Partie ½ : Quand le dossard devient une marchandise sur les courses de trail

© Marielle Laubie© Marielle Laubie

L’événementiel sportif a bien changé entre le moment où j’ai pris mes tous premiers dossards il y a 5 ans et aujourd’hui.

En prenant le départ du Grand Trail de Courmayeur en 2024, un ultra-trail, dont une grande partie se déroule au pied des glaciers italiens du massif du Mont-Blanc, je savais que je viendrais nourrir à la fois mon envie de parcourir des sentiers mythiques et ma dissonance cognitive. Partagé entre la joie d’en être et le rejet d’un modèle événementiel auquel je n’adhère plus vraiment.

Moi qui, depuis quelques années, commence à me questionner sur la soutenabilité de ces courses qui concentrent un nombre trop élevé de participants sur un seul et même lieu, j’allais être servi : on venait à peine de s’élancer que je me retrouvais déjà à faire la queue pour entrer sur un single (ces petits sentiers où l’on ne peut passer qu’un à un). J’ai tout de suite pensé à ces alpinistes qui patientent en file indienne pour atteindre le sommet de l’Everest. Bien sûr, ce n’est pas le même challenge, mais au fond, la logique n’est-elle pas la même ? Consommer un espace naturel, réussir un « exploit » qui satisferait notre ego et nourrirait notre quête insatiable de dépassement de soi.

Après avoir couru plus de 24 heures, je me suis demandé si je n’étais pas en train de vivre l’une de mes dernières « grandes » courses. Car alors que la fatigue m'envahissait, un sentiment encore plus lourd restait : l’idée que ces grands rendez-vous de trail ne sont plus soutenables, ni pour les territoires qui les accueillent, ni pour moi. En clair, à ce moment précis, ils ont perdu leur pouvoir de rêve et d’idéal à mes yeux, et je vous en explique les raisons.

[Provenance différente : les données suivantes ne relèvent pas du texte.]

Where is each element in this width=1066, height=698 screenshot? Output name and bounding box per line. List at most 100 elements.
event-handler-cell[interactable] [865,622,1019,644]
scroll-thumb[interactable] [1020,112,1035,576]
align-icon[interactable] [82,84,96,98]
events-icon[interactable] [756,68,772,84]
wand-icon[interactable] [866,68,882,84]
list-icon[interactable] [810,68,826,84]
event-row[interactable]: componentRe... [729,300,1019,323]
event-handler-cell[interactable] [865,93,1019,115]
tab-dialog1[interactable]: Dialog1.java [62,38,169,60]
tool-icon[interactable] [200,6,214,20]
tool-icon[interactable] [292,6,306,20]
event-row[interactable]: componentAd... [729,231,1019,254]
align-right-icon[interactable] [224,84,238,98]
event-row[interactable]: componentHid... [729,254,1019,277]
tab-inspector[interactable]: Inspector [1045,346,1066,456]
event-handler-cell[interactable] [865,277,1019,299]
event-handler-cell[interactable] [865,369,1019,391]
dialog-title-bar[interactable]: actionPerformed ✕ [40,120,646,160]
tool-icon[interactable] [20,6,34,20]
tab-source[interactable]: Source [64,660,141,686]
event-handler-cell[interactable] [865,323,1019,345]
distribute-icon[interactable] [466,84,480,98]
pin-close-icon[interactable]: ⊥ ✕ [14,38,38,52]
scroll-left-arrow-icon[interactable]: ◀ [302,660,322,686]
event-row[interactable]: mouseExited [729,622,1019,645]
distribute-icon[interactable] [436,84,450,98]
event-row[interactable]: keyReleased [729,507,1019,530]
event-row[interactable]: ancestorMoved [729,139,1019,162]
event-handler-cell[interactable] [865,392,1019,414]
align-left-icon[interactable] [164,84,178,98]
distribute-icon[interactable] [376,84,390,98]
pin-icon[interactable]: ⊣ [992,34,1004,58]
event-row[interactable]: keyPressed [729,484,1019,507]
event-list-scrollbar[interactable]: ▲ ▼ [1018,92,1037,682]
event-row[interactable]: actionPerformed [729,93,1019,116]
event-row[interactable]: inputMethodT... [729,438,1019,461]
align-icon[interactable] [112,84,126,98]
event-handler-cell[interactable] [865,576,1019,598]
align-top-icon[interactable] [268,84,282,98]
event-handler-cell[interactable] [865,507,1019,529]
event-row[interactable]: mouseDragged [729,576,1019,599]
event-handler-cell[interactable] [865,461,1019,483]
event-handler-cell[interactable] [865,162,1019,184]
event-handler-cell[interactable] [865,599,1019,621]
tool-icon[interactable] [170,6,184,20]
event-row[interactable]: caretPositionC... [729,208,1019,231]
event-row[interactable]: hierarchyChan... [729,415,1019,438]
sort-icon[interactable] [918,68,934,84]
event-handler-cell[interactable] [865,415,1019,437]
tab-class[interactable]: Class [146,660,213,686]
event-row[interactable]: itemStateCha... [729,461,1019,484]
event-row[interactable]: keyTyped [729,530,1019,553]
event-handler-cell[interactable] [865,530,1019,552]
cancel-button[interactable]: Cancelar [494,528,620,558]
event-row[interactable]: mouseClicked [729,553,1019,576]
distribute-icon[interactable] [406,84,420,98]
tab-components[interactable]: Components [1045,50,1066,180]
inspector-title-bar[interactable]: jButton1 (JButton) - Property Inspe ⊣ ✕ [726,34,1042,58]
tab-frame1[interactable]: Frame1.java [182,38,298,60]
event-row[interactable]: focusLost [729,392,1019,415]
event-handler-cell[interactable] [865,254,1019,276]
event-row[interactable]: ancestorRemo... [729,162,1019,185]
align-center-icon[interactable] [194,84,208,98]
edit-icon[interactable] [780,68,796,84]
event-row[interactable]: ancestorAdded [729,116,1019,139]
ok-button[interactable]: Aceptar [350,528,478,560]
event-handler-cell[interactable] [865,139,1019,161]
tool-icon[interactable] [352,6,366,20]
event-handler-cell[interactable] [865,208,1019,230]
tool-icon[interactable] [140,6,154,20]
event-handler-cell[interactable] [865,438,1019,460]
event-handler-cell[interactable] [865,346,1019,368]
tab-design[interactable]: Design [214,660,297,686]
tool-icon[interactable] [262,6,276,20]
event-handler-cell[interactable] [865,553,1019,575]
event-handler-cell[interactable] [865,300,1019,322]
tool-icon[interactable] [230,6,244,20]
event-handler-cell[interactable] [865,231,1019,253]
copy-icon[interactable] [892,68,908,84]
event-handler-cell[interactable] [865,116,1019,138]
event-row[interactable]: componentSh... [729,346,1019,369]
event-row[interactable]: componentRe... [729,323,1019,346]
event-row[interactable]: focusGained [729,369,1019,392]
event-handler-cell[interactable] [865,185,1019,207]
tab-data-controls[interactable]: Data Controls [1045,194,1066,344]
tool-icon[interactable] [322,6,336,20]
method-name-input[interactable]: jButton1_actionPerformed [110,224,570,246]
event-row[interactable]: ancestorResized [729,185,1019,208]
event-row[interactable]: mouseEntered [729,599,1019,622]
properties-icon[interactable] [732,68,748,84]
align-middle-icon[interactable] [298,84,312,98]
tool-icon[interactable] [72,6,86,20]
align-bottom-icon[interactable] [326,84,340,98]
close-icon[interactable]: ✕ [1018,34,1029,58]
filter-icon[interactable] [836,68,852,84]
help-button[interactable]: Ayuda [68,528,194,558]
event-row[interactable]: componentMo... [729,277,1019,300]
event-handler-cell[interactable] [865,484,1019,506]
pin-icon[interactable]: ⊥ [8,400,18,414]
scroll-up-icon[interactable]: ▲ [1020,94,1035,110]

Une marchandisation à outrance : du dossard aux sponsors.

Ce qui m’attriste, tout d’abord, c’est la marchandisation croissante de ce sport de montagne, qui se veut, par essence, « minimaliste » (baskets, short et hop c’est parti !).

Les grands événements se payent chers, voire trop chers. Un week-end de trail long ou ultra, revient souvent à 300-600€ (dossard, logement, transport, alimentation pendant et en dehors de la course). On me rétorque souvent que ces événements permettent de se retrouver et de partager des moments et des souvenirs. C’est vrai, mais alors, seulement entre potes ou entre gens qui me ressemblent. Car je le rappelle souvent, mais en France, le trail ne concerne que 2% de la population. Grosso modo, 2% d’hommes blancs, aisés, voire très aisés.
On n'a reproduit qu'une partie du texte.